Mr. Snowdy raised his concerns with Conservative Party lawyer Arthur Hamilton late in the day on April 8. Government officials confirmed that Mr. Harper reacted to the warning the following day by forcing Ms. Guergis's resignation as minister of state for the status of women and expelling her from the Conservative caucus.
A few days later, Mr. Harper said he acted after receiving "serious allegations about the former minister's comportment."
Mr. Snowdy, however, said he was surprised when he was contacted by the Office of the Ethics Commissioner and heard how his allegations had been represented in a letter written by Mr. Harper's chief of staff, Guy Giorno.
"I said [to the Office of the Ethics Commissioner] no, I did not say that," Mr. Snowdy recounted.
He said he then had an angry exchange with Mr.
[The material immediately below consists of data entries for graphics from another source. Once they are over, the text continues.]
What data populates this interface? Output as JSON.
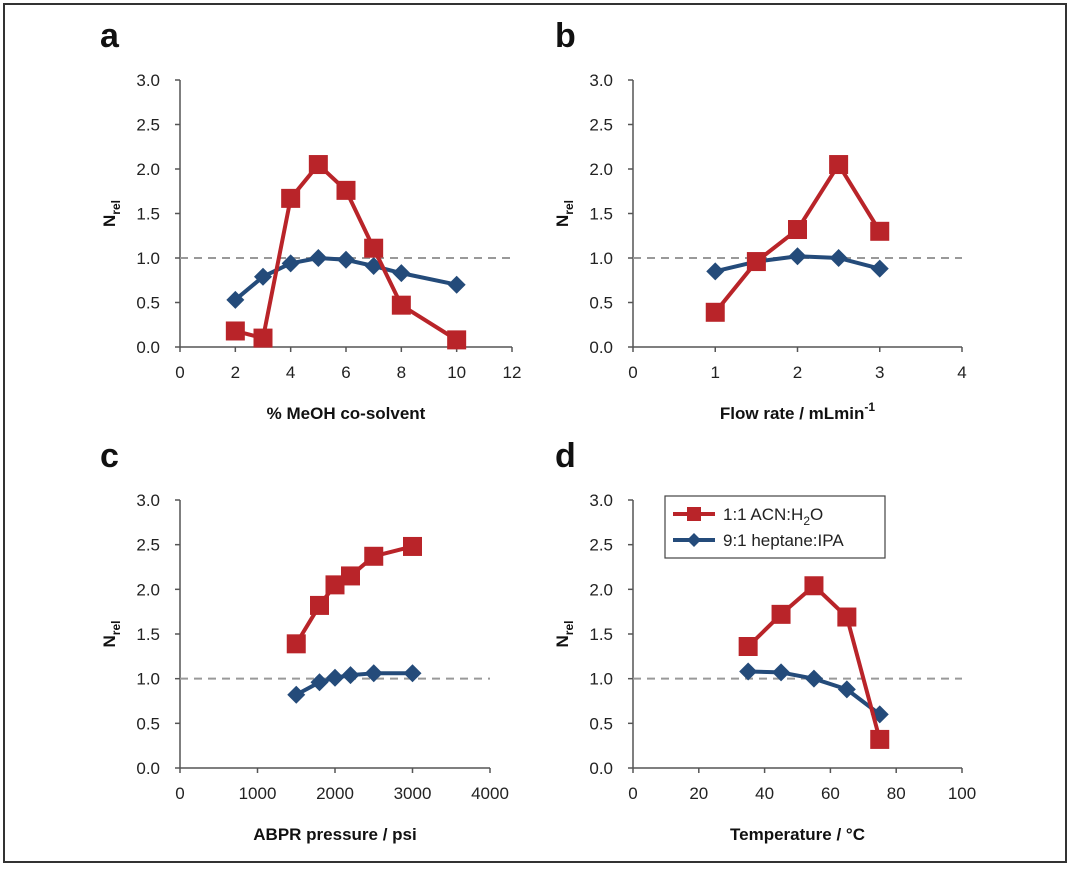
{
  "figure": {
    "ylabel_main": "N",
    "ylabel_sub": "rel"
  },
  "colors": {
    "acn": "#b92429",
    "hep": "#244b7a",
    "reference": "#999999"
  },
  "legend": {
    "acn": {
      "pre": "1:1 ACN:H",
      "sub": "2",
      "post": "O"
    },
    "hep": {
      "text": "9:1 heptane:IPA"
    }
  },
  "chart_data": [
    {
      "type": "line",
      "panel": "a",
      "xlabel": "% MeOH co-solvent",
      "xlim": [
        0,
        12
      ],
      "xticks": [
        "0",
        "2",
        "4",
        "6",
        "8",
        "10",
        "12"
      ],
      "ylim": [
        0,
        3
      ],
      "yticks": [
        "0.0",
        "0.5",
        "1.0",
        "1.5",
        "2.0",
        "2.5",
        "3.0"
      ],
      "reference_y": 1.0,
      "series": [
        {
          "name": "1:1 ACN:H2O",
          "marker": "square",
          "x": [
            2,
            3,
            4,
            5,
            6,
            7,
            8,
            10
          ],
          "y": [
            0.18,
            0.1,
            1.67,
            2.05,
            1.76,
            1.11,
            0.47,
            0.08
          ]
        },
        {
          "name": "9:1 heptane:IPA",
          "marker": "diamond",
          "x": [
            2,
            3,
            4,
            5,
            6,
            7,
            8,
            10
          ],
          "y": [
            0.53,
            0.79,
            0.94,
            1.0,
            0.98,
            0.91,
            0.83,
            0.7
          ]
        }
      ]
    },
    {
      "type": "line",
      "panel": "b",
      "xlabel": "Flow rate / mLmin",
      "xlabel_sup": "-1",
      "xlim": [
        0,
        4
      ],
      "xticks": [
        "0",
        "1",
        "2",
        "3",
        "4"
      ],
      "ylim": [
        0,
        3
      ],
      "yticks": [
        "0.0",
        "0.5",
        "1.0",
        "1.5",
        "2.0",
        "2.5",
        "3.0"
      ],
      "reference_y": 1.0,
      "series": [
        {
          "name": "1:1 ACN:H2O",
          "marker": "square",
          "x": [
            1,
            1.5,
            2,
            2.5,
            3
          ],
          "y": [
            0.39,
            0.96,
            1.32,
            2.05,
            1.3
          ]
        },
        {
          "name": "9:1 heptane:IPA",
          "marker": "diamond",
          "x": [
            1,
            1.5,
            2,
            2.5,
            3
          ],
          "y": [
            0.85,
            0.96,
            1.02,
            1.0,
            0.88
          ]
        }
      ]
    },
    {
      "type": "line",
      "panel": "c",
      "xlabel": "ABPR pressure / psi",
      "xlim": [
        0,
        4000
      ],
      "xticks": [
        "0",
        "1000",
        "2000",
        "3000",
        "4000"
      ],
      "ylim": [
        0,
        3
      ],
      "yticks": [
        "0.0",
        "0.5",
        "1.0",
        "1.5",
        "2.0",
        "2.5",
        "3.0"
      ],
      "reference_y": 1.0,
      "series": [
        {
          "name": "1:1 ACN:H2O",
          "marker": "square",
          "x": [
            1500,
            1800,
            2000,
            2200,
            2500,
            3000
          ],
          "y": [
            1.39,
            1.82,
            2.05,
            2.15,
            2.37,
            2.48
          ]
        },
        {
          "name": "9:1 heptane:IPA",
          "marker": "diamond",
          "x": [
            1500,
            1800,
            2000,
            2200,
            2500,
            3000
          ],
          "y": [
            0.82,
            0.96,
            1.01,
            1.04,
            1.06,
            1.06
          ]
        }
      ]
    },
    {
      "type": "line",
      "panel": "d",
      "xlabel": "Temperature / °C",
      "xlim": [
        0,
        100
      ],
      "xticks": [
        "0",
        "20",
        "40",
        "60",
        "80",
        "100"
      ],
      "ylim": [
        0,
        3
      ],
      "yticks": [
        "0.0",
        "0.5",
        "1.0",
        "1.5",
        "2.0",
        "2.5",
        "3.0"
      ],
      "reference_y": 1.0,
      "legend_position": "top-center",
      "series": [
        {
          "name": "1:1 ACN:H2O",
          "marker": "square",
          "x": [
            35,
            45,
            55,
            65,
            75
          ],
          "y": [
            1.36,
            1.72,
            2.04,
            1.69,
            0.32
          ]
        },
        {
          "name": "9:1 heptane:IPA",
          "marker": "diamond",
          "x": [
            35,
            45,
            55,
            65,
            75
          ],
          "y": [
            1.08,
            1.07,
            1.0,
            0.88,
            0.6
          ]
        }
      ]
    }
  ]
}
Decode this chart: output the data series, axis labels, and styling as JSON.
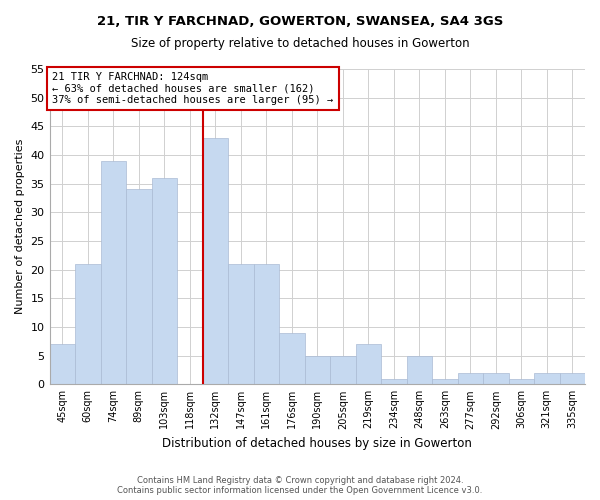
{
  "title1": "21, TIR Y FARCHNAD, GOWERTON, SWANSEA, SA4 3GS",
  "title2": "Size of property relative to detached houses in Gowerton",
  "xlabel": "Distribution of detached houses by size in Gowerton",
  "ylabel": "Number of detached properties",
  "footnote": "Contains HM Land Registry data © Crown copyright and database right 2024.\nContains public sector information licensed under the Open Government Licence v3.0.",
  "categories": [
    "45sqm",
    "60sqm",
    "74sqm",
    "89sqm",
    "103sqm",
    "118sqm",
    "132sqm",
    "147sqm",
    "161sqm",
    "176sqm",
    "190sqm",
    "205sqm",
    "219sqm",
    "234sqm",
    "248sqm",
    "263sqm",
    "277sqm",
    "292sqm",
    "306sqm",
    "321sqm",
    "335sqm"
  ],
  "values": [
    7,
    21,
    39,
    34,
    36,
    0,
    43,
    21,
    21,
    9,
    5,
    5,
    7,
    1,
    5,
    1,
    2,
    2,
    1,
    2,
    2
  ],
  "bar_color": "#c6d9f0",
  "vline_index": 6,
  "annotation_line1": "21 TIR Y FARCHNAD: 124sqm",
  "annotation_line2": "← 63% of detached houses are smaller (162)",
  "annotation_line3": "37% of semi-detached houses are larger (95) →",
  "annotation_box_color": "#ffffff",
  "annotation_box_edgecolor": "#cc0000",
  "vline_color": "#cc0000",
  "ylim": [
    0,
    55
  ],
  "yticks": [
    0,
    5,
    10,
    15,
    20,
    25,
    30,
    35,
    40,
    45,
    50,
    55
  ],
  "background_color": "#ffffff",
  "grid_color": "#d0d0d0"
}
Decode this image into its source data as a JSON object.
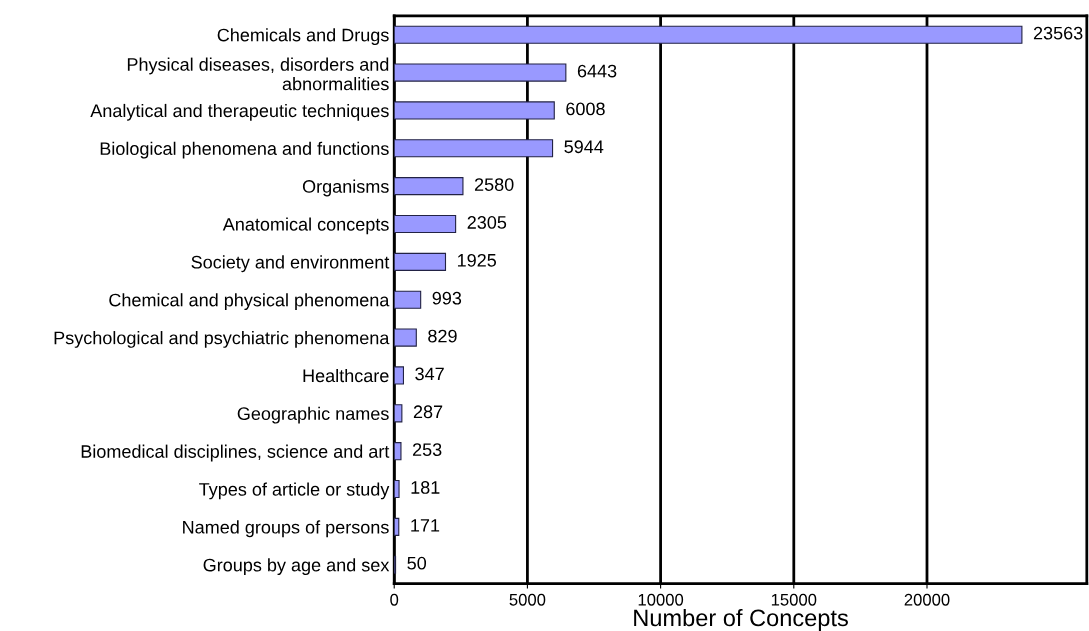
{
  "chart_data": {
    "type": "bar",
    "orientation": "horizontal",
    "xlabel": "Number of Concepts",
    "categories": [
      "Chemicals and Drugs",
      "Physical diseases, disorders and\nabnormalities",
      "Analytical and therapeutic techniques",
      "Biological phenomena and functions",
      "Organisms",
      "Anatomical concepts",
      "Society and environment",
      "Chemical and physical phenomena",
      "Psychological and psychiatric phenomena",
      "Healthcare",
      "Geographic names",
      "Biomedical disciplines, science and art",
      "Types of article or study",
      "Named groups of persons",
      "Groups by age and sex"
    ],
    "values": [
      23563,
      6443,
      6008,
      5944,
      2580,
      2305,
      1925,
      993,
      829,
      347,
      287,
      253,
      181,
      171,
      50
    ],
    "color": "#9999ff",
    "data_labels": true,
    "xlim": [
      0,
      26000
    ],
    "xticks": [
      0,
      5000,
      10000,
      15000,
      20000
    ],
    "grid": "x",
    "legend": false
  }
}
Hamilton, which included "a number of profanities."
"I was not very happy with the characterization of that conversation in that context, and Mr. Hamilton was sympathetic to my call," Mr. Snowdy said.
After the hearing, opposition MPs expressed concerns over Mr. Harper's treatment of Ms. Guergis, with NDP MP Pat Martin saying her career was ruined based on "flimsy allegations."
The government reacted by insisting that it had information from more than one source. In particular, the Prime Minister's Office justified Mr. Harper's actions by pointing to evidence that subsequently emerged suggesting that Mr. Jaffer sought government funds on behalf of other companies in Ms. Guergis's office, or using one of her office's e-mail accounts.
"All revelations have made it clear that was the right decision to make," PMO spokesman Dimitri Soudas said about Ms. Guergis's ouster.
Mr. Snowdy called himself an "unwilling" player in the month-long controversy, but he drove up to Ottawa in a red Ferrari and gladly showcased it for television cameras. His focus during the testimony was Mr. Gillani, whom he had been hired to investigate last year on behalf of frustrated investors.
Mr. Snowdy accused Mr. Gillani of running a "shell game" involving companies, making money on "pump and dump" stock manipulations. He said that Mr. Gillani was using his contacts with Mr. Jaffer, a former Conservative MP, to create the impression with potential clients that they could get "special considerations" in getting federal funds.
The Conservative MPs on the committee sought on numerous occasions during Wednesday's hearings to point out the fact that Mr. Gillani once hired lawyer Alfred Apps, the president of the Liberal Party of Canada.
Mr. Apps quickly issued a statement saying that the dealings with Mr. Gillani were short-lived, lasting less than two weeks, and that a retainer cheque was returned.
Mr. Gillani also fought back, issuing a statement and taking to the airwaves to defend his reputation.
"Mr. Snowdy has taken full advantage of immunity afforded by the House of Commons committee hearing to offer a mix of innuendo, political attacks against the Liberal Party, misinformation, insults to the committee and to me, and only a few facts that add a veneer of credibility," Mr. Gillani said in a statement.